Por: Antieditorial

Los niños no tienen intimidad

Si la intimidad se refiere al tema puntual de las interrelaciones de los menores en las redes sociales, con base en lamentables casos y experiencias ampliamente difundidas, sería una irresponsabilidad abandonar al simple criterio juvenil el manejo de los amigos y la información en la red.

Según el Código de Infancia y Adolescencia, los niños o niñas son las personas entre cero y 12 años, y adolescentes las personas entre 12 y 18 años de edad. Lo que la Corte determina en su fallo es el derecho de los padres a ejercer control sobre los niños, niñas y adolescentes, en ejercicio de la patria potestad, por lo que los mayores de 18 años estarían exentos de esa protección y la supervisión de sus conversaciones e interacciones virtuales estarían sujetas a la autorización judicial, como plantea el editorial de este periódico del día 9 de agosto del presente año.

Como se sabe, el debate se abrió cuando, tratando de evadir responsabilidades penales, un explotador recurrió al argumento de la pretendida violación de la intimidad de una niña de 12 años, frente a las pruebas que lo condenaban, extraídas por su madre del Facebook de la menor, aduciendo que éstas eran ilegales porque se habían obtenido sin el consentimiento de la niña. La situación fue aclarada sabiamente por la Corte Suprema de Justicia, fundamentada en los lineamientos de nuestra Constitución y en la ley, que otorgan a los padres un conjunto de derechos resumidos en la denominada patria potestad, que les permite cumplir sus obligaciones de acompañamiento, cuidado y protección propiciando el desarrollo moral, físico e intelectual de los menores. Se dispuso entonces que los padres pueden escudriñar las redes sociales de sus hijos menores, sin limitación alguna, para cumplir dicha obligación.

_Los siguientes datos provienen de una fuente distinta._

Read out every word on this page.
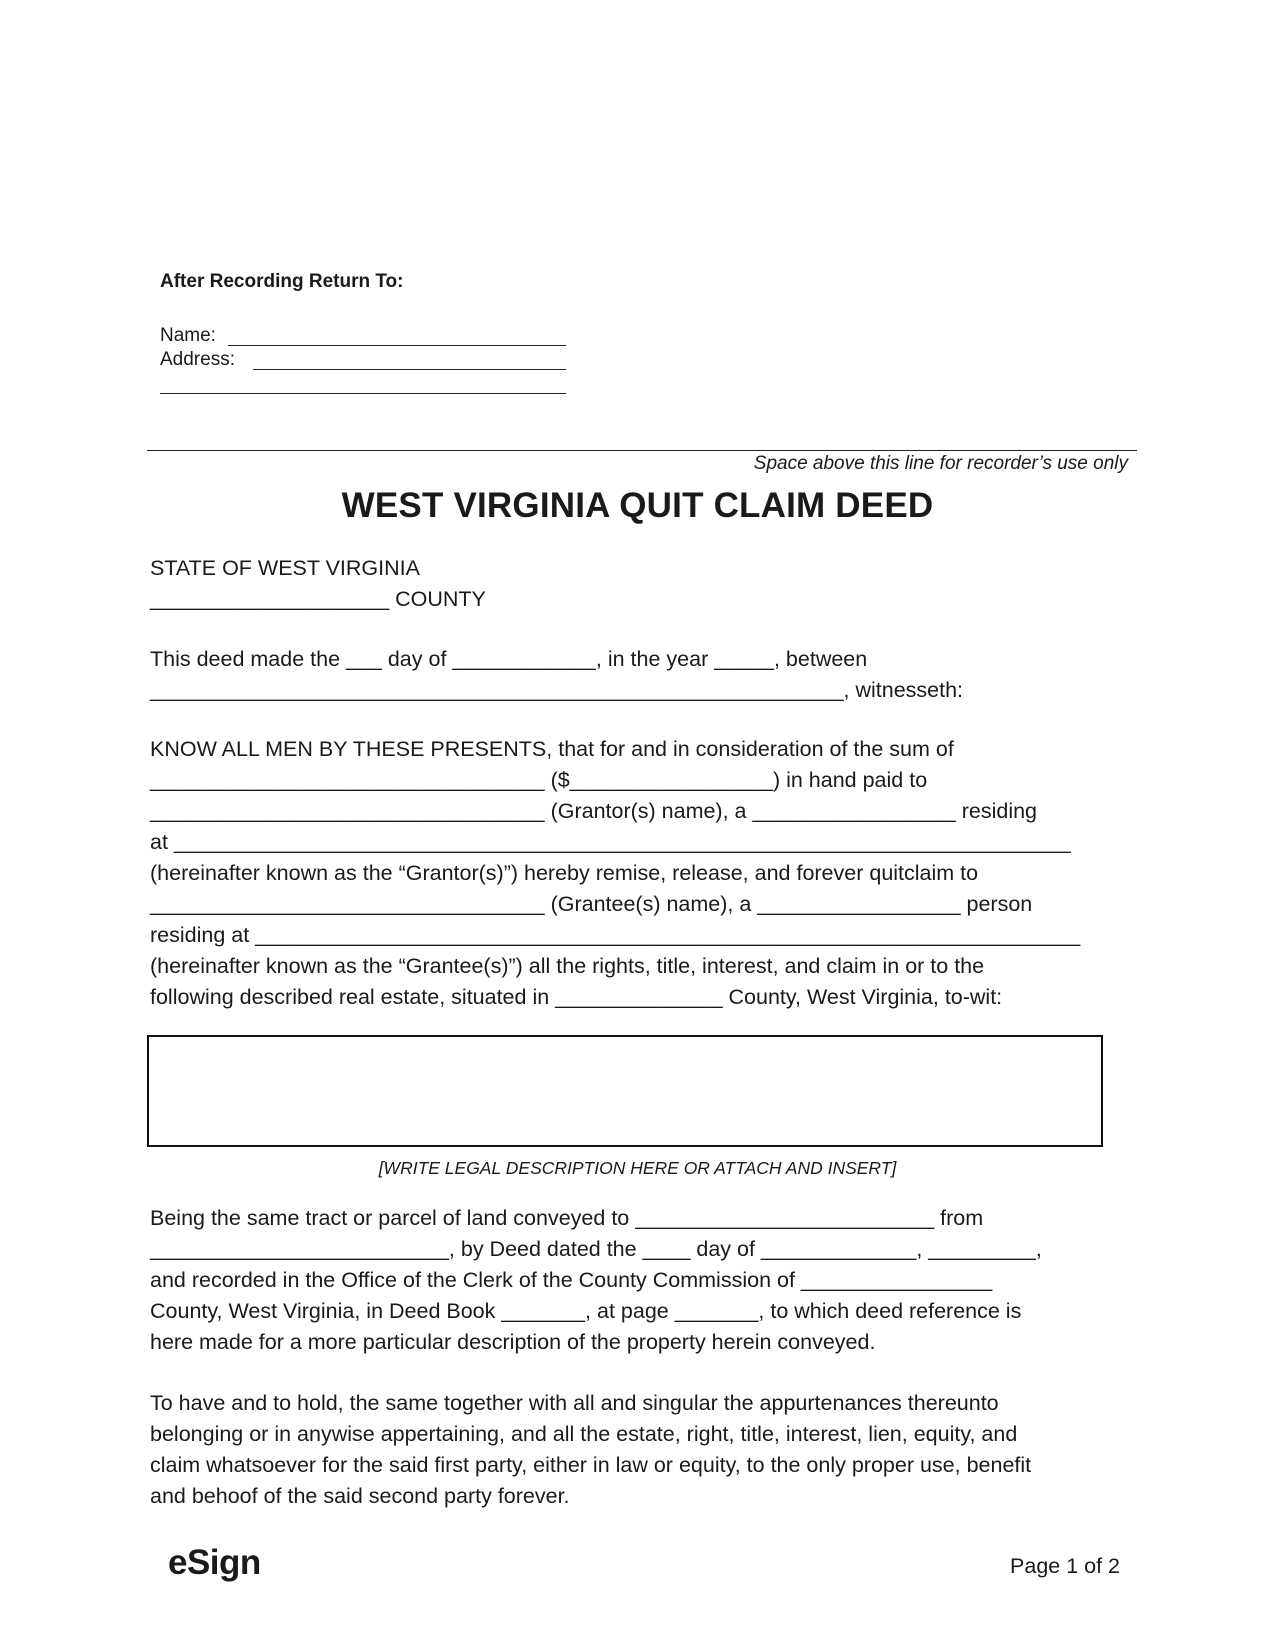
After Recording Return To:
Name:
Address:
Space above this line for recorder’s use only
WEST VIRGINIA QUIT CLAIM DEED
STATE OF WEST VIRGINIA
____________________ COUNTY
This deed made the ___ day of ____________, in the year _____, between
__________________________________________________________, witnesseth:
KNOW ALL MEN BY THESE PRESENTS, that for and in consideration of the sum of
_________________________________ ($_________________) in hand paid to
_________________________________ (Grantor(s) name), a _________________ residing
at ___________________________________________________________________________
(hereinafter known as the “Grantor(s)”) hereby remise, release, and forever quitclaim to
_________________________________ (Grantee(s) name), a _________________ person
residing at _____________________________________________________________________
(hereinafter known as the “Grantee(s)”) all the rights, title, interest, and claim in or to the
following described real estate, situated in ______________ County, West Virginia, to-wit:
[WRITE LEGAL DESCRIPTION HERE OR ATTACH AND INSERT]
Being the same tract or parcel of land conveyed to _________________________ from
_________________________, by Deed dated the ____ day of _____________, _________,
and recorded in the Office of the Clerk of the County Commission of ________________
County, West Virginia, in Deed Book _______, at page _______, to which deed reference is
here made for a more particular description of the property herein conveyed.
To have and to hold, the same together with all and singular the appurtenances thereunto
belonging or in anywise appertaining, and all the estate, right, title, interest, lien, equity, and
claim whatsoever for the said first party, either in law or equity, to the only proper use, benefit
and behoof of the said second party forever.
eSign	Page 1 of 2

Por ello resulta desacertado ponerse al lado del abusador y en contra del compromiso de los padres, para decir que quien resultaría escamoteando los derechos de la niña sería su progenitora, comprometiendo su intimidad al escrutar en las redes sociales donde solía navegar. Ningún sitio más propicio para velar por la integridad moral y física de los menores, como corresponde a los padres en ejercicio de su deber de tales. Para ello dotados constitucional y legalmente por las herramientas intrínsecas de la denominada patria potestad.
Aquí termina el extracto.